Tiago Pereira foi um dos protagonistas do encontro
mais cativante da primeira ronda do Indoor Oeiras Open 2. A vitória não lhe sorriu, mas o jovem tenista português não se deixou abater. Saiu do Jamor satisfeito com a evolução do seu jogo em relação à primeira semana.
O encontro, disputado com Jaime
Faria, terminou com a vitória de Faria por 4-6, 6-3 e 6-4. Apesar do desfecho,
Pereira destacou a sua própria exibição e os progressos evidentes no seu ténis.
“Conheço-o há tanto tempo,
inclusive ele viveu no Algarve, algum tempo quando era mais novo. Ele
evoluiu bastante desde a última vez que nos defrontámos”, observou Pereira em conferência de
imprensa. A familiaridade entre ambos tornou o duelo ainda mais especial: de
antigos rivais no circuito juvenil a colegas de seleção, a história entre
Pereira e Faria percorre anos de competição, amizade e crescimento mútuo.
Um duelo de qualidade
“Foi um bom encontro de ambos. Consegui jogar solto e aproveitei cada momento do duelo. Foi divertido, pelo menos para mim. Gostei muito de jogar, infelizmente não caiu para o meu lado”, confessou Pereira.

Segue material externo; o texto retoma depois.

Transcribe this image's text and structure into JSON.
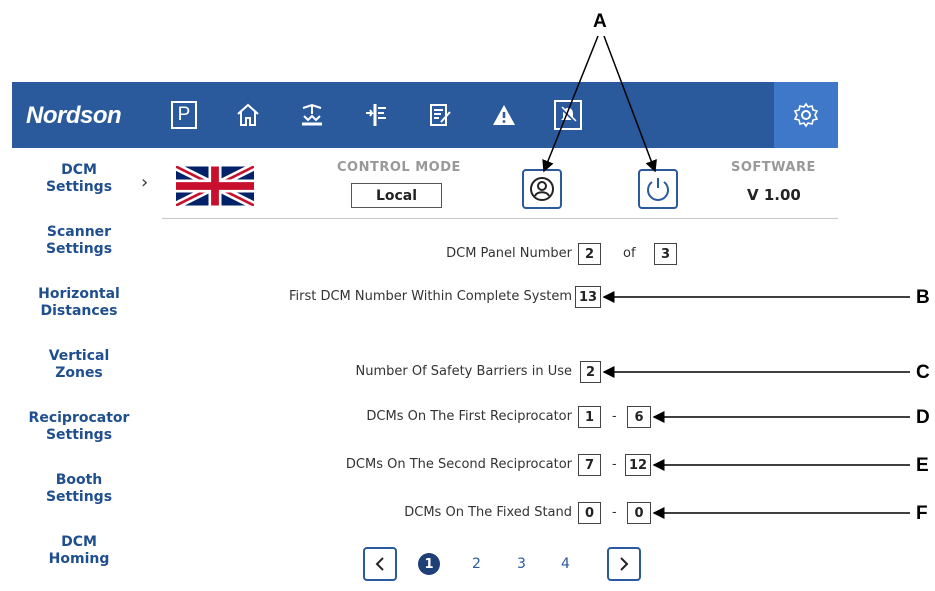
{
  "callouts": {
    "a": "A",
    "b": "B",
    "c": "C",
    "d": "D",
    "e": "E",
    "f": "F"
  },
  "brand": {
    "logo": "Nordson"
  },
  "nav": {
    "icons": [
      "parking-icon",
      "home-icon",
      "spray-gun-icon",
      "reciprocator-icon",
      "checklist-icon",
      "warning-icon",
      "alarm-muted-icon",
      "gear-icon"
    ],
    "parking_label": "P"
  },
  "sidebar": {
    "items": [
      {
        "line1": "DCM",
        "line2": "Settings"
      },
      {
        "line1": "Scanner",
        "line2": "Settings"
      },
      {
        "line1": "Horizontal",
        "line2": "Distances"
      },
      {
        "line1": "Vertical",
        "line2": "Zones"
      },
      {
        "line1": "Reciprocator",
        "line2": "Settings"
      },
      {
        "line1": "Booth",
        "line2": "Settings"
      },
      {
        "line1": "DCM",
        "line2": "Homing"
      }
    ],
    "chevron": "›"
  },
  "header": {
    "control_mode_label": "CONTROL MODE",
    "control_mode_value": "Local",
    "software_label": "SOFTWARE",
    "software_version": "V 1.00",
    "flag": "uk-flag-icon"
  },
  "form": {
    "panel_number_label": "DCM Panel Number",
    "panel_number": "2",
    "of_label": "of",
    "panel_total": "3",
    "first_dcm_label": "First DCM Number Within Complete System",
    "first_dcm": "13",
    "barriers_label": "Number Of Safety Barriers in Use",
    "barriers": "2",
    "first_recip_label": "DCMs On The First Reciprocator",
    "first_recip_from": "1",
    "first_recip_to": "6",
    "second_recip_label": "DCMs On The Second Reciprocator",
    "second_recip_from": "7",
    "second_recip_to": "12",
    "fixed_stand_label": "DCMs On The Fixed Stand",
    "fixed_from": "0",
    "fixed_to": "0",
    "range_sep": "-"
  },
  "pagination": {
    "pages": [
      "1",
      "2",
      "3",
      "4"
    ],
    "current": 1
  },
  "colors": {
    "topbar": "#2a5a9b",
    "active_tab": "#3f78c8",
    "sidebar_text": "#1f4f8f"
  }
}
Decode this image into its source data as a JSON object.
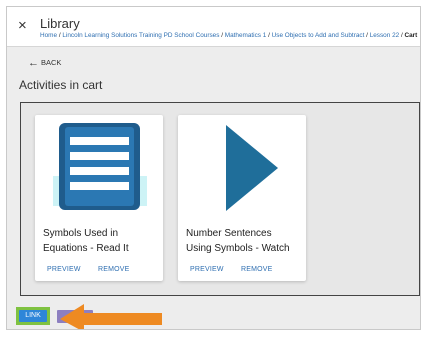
{
  "header": {
    "close_glyph": "×",
    "title": "Library",
    "breadcrumb": [
      {
        "label": "Home",
        "link": true
      },
      {
        "label": "Lincoln Learning Solutions Training PD School Courses",
        "link": true
      },
      {
        "label": "Mathematics 1",
        "link": true
      },
      {
        "label": "Use Objects to Add and Subtract",
        "link": true
      },
      {
        "label": "Lesson 22",
        "link": true
      },
      {
        "label": "Cart",
        "link": false
      }
    ],
    "separator": " / "
  },
  "back": {
    "arrow": "←",
    "label": "BACK"
  },
  "page_heading": "Activities in cart",
  "cards": [
    {
      "name_line1": "Symbols Used in",
      "name_line2": "Equations - Read It",
      "icon": "document-lines-icon",
      "preview_label": "PREVIEW",
      "remove_label": "REMOVE"
    },
    {
      "name_line1": "Number Sentences",
      "name_line2": "Using Symbols - Watch",
      "icon": "play-triangle-icon",
      "preview_label": "PREVIEW",
      "remove_label": "REMOVE"
    }
  ],
  "footer": {
    "link_label": "LINK"
  },
  "colors": {
    "accent_blue": "#2f6fb1",
    "icon_dark_blue": "#1f5c8c",
    "highlight_green": "#7fc241",
    "annotation_orange": "#ee8a22"
  }
}
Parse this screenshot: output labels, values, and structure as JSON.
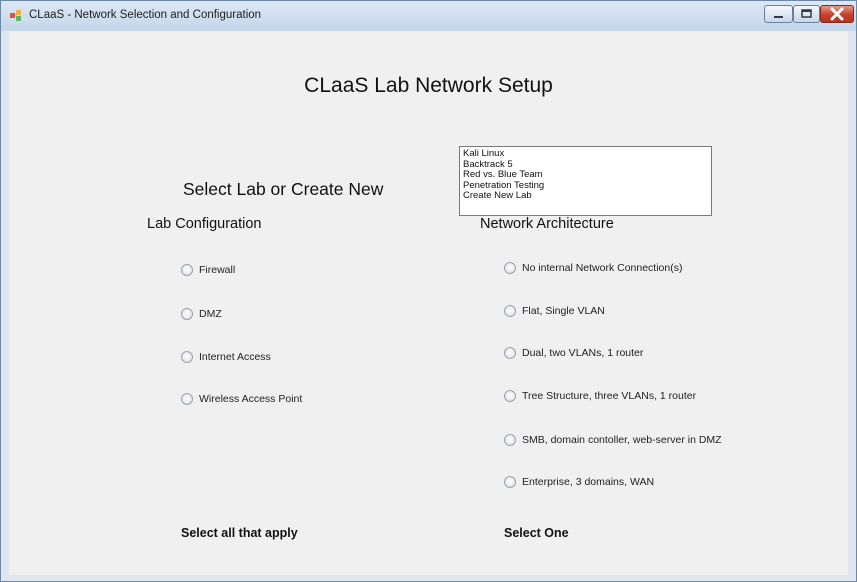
{
  "window": {
    "title": "CLaaS - Network Selection and Configuration",
    "icon": "app-icon"
  },
  "heading": "CLaaS Lab Network Setup",
  "lab_select": {
    "label": "Select Lab or Create New",
    "items": [
      "Kali Linux",
      "Backtrack 5",
      "Red vs. Blue Team",
      "Penetration Testing",
      "Create New Lab"
    ]
  },
  "lab_config": {
    "title": "Lab Configuration",
    "options": [
      "Firewall",
      "DMZ",
      "Internet Access",
      "Wireless Access Point"
    ],
    "footer": "Select all that apply"
  },
  "network": {
    "title": "Network Architecture",
    "options": [
      "No internal Network Connection(s)",
      "Flat, Single VLAN",
      "Dual, two VLANs, 1 router",
      "Tree Structure, three VLANs, 1 router",
      "SMB, domain contoller, web-server in DMZ",
      "Enterprise, 3 domains, WAN"
    ],
    "footer": "Select One"
  },
  "colors": {
    "title_bar": "#c9daee",
    "client_bg": "#f0f0f0",
    "close_button": "#c4412a"
  }
}
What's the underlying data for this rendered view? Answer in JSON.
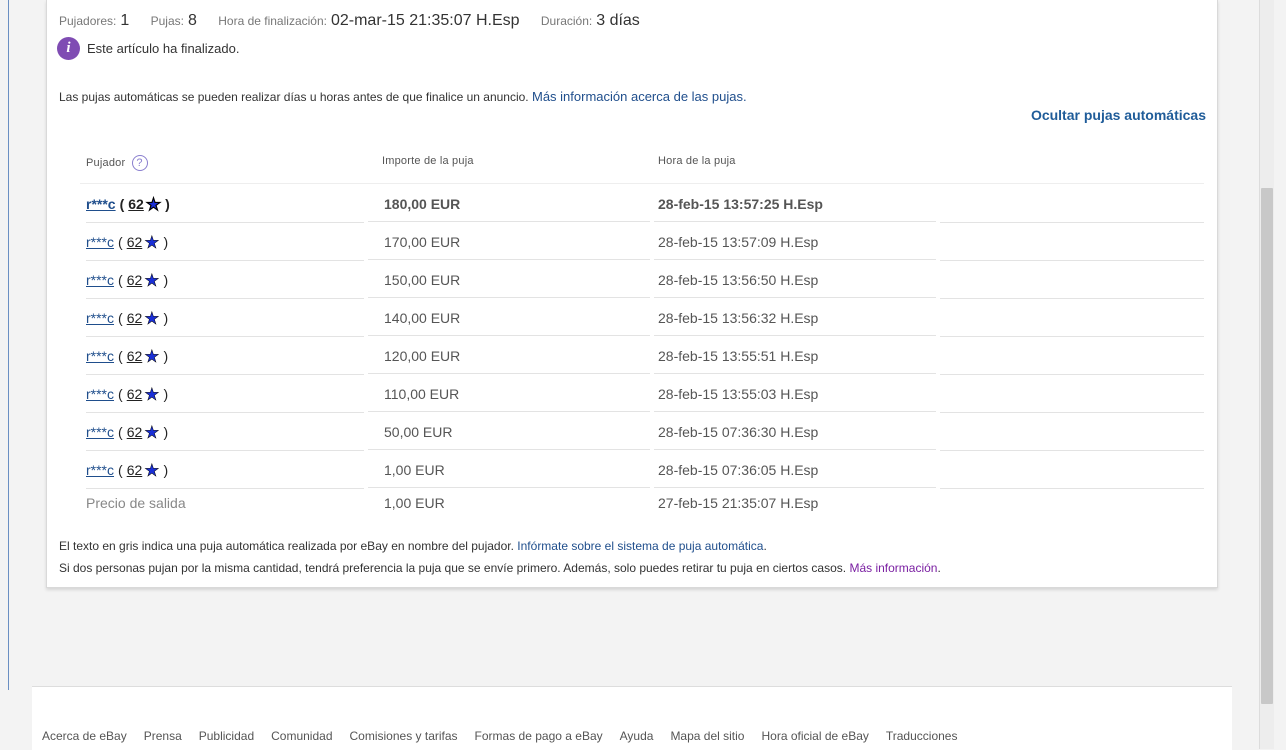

O tenista admitiu ainda que se sentiu mais solto durante o jogo, consciente de que Faria era o favorito à vitória: “Joguei mais à vontade. Ele é que era suposto ganhar.”
O duelo mostrou que Pereira
tem motivos para olhar para o futuro com otimismo. Apesar da derrota, ficou
claro que o português evolui rapidamente.
“Vou melhorar ainda mais para tentar
que as coisas comecem a correr melhor”, acrescentou, evidenciando determinação e a capacidade de
aprendizagem que tem sido uma das marcas da sua carreira.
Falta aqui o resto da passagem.